For extra protection, should any issue which shuts down a PowerStation remain unresolved, nothing connected to it will power up again. Functionally, there seem few real competitors which are this versatile yet affordable. At €1'020, my trusty old GigaWatt PF-2 power strip is substantially more expensive even when bundled with their most affordable companion, the LC-1 EVO power cord. But let's say that without leash, GigaWatt's and iFi audio's power distributors sit roughly in the same ballpark. The Pole too sports a polarity indicator and comes with surge protection yet does no active filtering nor easily remedies ground loops. On those counts, the iFi stands alone here.
To review it, fidata's HFAS-S10U handled file storage and transport duties, LampizatOr's Pacific DAC (KR Audio T-100/Living Voice 300B, KR Audio 5U4G Ltd. Ed.) passed the signal either to a Kinki Studio EX-M1 or Trilogy 925 integrated amplifier. Speakers were Cube Audio's Nenuphar or Xavian's Jolly. The components had LessLoss C-MARC power cords, an Audiomica Laboratory Ness Excellence fed the GigaWatt's PF-2 or iFi. Both power bars alternately bonded with the wall outlet with GigaWatt's LC-3 EVO cord. Amber-modded Excellence interconnects by Audiomica Laboratory and Boenicke Audio S3 speaker cables completed the picture. As usual for power-related comparisons, it was crucial to double-check the lot. Polarity at the first junction from wall outlet to the two contestants was no issue. To provide identical conditions, not only had all power cords to land in the same sockets, extra care went to the orientation of live and neutral pins. [This is peculiar to EU Schuko sockets which can insert either way. US/UK and other sockets are fixed so incorrect power polarity requires rewiring them, not just turning the plug around – Ed.]

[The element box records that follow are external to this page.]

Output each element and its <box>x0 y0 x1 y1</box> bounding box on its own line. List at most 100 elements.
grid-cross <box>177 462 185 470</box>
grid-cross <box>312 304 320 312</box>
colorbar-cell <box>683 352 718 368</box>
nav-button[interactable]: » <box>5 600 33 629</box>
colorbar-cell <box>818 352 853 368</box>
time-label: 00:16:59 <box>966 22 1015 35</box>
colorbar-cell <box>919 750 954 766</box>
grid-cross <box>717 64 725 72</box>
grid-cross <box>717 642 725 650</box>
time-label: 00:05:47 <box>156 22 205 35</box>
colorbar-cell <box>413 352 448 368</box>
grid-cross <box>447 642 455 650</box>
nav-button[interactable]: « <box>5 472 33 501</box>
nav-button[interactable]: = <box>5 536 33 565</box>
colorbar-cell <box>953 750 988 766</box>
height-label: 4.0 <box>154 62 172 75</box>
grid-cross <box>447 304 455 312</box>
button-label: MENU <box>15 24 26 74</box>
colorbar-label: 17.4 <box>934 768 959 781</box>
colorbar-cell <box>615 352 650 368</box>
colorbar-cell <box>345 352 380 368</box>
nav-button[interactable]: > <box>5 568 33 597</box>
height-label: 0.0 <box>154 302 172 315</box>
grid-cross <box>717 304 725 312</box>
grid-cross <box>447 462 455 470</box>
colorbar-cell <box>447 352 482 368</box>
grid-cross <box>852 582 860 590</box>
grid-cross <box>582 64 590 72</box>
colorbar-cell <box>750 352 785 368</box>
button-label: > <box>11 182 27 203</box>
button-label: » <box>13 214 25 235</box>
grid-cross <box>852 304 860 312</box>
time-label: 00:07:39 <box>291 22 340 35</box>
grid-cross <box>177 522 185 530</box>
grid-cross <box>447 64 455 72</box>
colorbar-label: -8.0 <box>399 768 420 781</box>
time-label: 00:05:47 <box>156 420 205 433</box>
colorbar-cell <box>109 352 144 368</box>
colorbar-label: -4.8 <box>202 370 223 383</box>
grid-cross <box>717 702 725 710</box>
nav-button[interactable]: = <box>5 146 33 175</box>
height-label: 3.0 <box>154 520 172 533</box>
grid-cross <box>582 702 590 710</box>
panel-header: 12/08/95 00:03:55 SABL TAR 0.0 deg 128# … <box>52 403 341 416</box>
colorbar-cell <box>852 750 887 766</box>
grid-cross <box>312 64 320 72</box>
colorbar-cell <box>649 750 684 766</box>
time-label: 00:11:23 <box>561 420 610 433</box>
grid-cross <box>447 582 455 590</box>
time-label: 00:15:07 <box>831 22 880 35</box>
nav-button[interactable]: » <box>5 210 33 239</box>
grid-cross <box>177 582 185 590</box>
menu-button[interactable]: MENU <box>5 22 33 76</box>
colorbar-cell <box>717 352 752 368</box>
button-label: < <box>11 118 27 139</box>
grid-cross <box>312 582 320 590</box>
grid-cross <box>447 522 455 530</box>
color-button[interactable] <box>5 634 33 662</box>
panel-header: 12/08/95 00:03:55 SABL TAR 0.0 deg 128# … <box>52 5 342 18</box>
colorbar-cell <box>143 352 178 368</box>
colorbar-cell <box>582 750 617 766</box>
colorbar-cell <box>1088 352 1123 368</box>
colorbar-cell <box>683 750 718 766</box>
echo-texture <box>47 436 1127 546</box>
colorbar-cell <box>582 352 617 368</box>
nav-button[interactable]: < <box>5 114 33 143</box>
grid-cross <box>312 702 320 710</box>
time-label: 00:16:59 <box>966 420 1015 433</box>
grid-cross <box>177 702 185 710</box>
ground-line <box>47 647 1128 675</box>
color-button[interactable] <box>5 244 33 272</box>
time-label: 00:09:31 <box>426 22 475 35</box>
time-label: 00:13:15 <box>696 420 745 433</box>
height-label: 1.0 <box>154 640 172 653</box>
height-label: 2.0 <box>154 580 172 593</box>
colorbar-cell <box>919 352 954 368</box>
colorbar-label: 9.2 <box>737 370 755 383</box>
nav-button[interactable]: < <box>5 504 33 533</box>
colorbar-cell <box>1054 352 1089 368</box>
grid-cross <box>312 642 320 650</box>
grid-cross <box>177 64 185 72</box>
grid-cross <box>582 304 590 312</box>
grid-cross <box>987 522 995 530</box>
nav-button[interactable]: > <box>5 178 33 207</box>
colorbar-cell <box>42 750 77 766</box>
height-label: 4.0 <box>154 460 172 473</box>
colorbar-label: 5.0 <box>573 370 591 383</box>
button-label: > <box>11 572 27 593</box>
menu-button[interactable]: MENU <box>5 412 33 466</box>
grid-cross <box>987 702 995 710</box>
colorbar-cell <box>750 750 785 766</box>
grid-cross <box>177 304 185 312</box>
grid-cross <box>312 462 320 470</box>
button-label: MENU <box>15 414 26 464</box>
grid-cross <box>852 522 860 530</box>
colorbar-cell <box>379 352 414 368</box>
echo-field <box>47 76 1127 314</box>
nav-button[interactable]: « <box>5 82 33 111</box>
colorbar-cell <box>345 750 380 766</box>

Finally, my PF-2 is about seven years old, thus not the current Mk2 version so likely less effective than it could be. After all, team GigaWatt have made significant progress over the years. That's why my comparison includes a pinch of salt. Regardless, the GigaWatt PF-2 represents a sanely-priced role model for power distributors. It paints a quite accurate picture of what this category of component should do over generic power strips which little money can get at your local electronic store. Put up against such rivals, the PF-2 introduces more detail, clarity and fills the musical landscape with images that outline finer. Most importantly, music seems more energetic and taut. Additional benefits such as extra moisture, insight and spatial expansion in all directions are available in costlier passive components. My PF-2's reach on these counts remains fairly limited which, given its price, seems quite normal.
Just so, the British PowerStation leaned heavily towards extra moisture right away. It was quite different from the GigaWatt. If the GigaWatt introduces us to the passive power distribution game, the PowerStation represented an active power conditioner. It sang more softly and nuanced, projected images set back deep more explicitly, was texturally more sophisticated and more fluid all around. After several A/B, this quite unmistakable extra instrumental moisture and blackness associated with strong silence emerged pronounced enough to stand out as the PowerStation's key strengths. On nuance extraction, it scored higher too and had the smoother less icy treble. One might ask why and the most logical answer should be found in the Brit's more potent noise killing. Even though this was tackled by other reviewers before, it won't escape us this time either.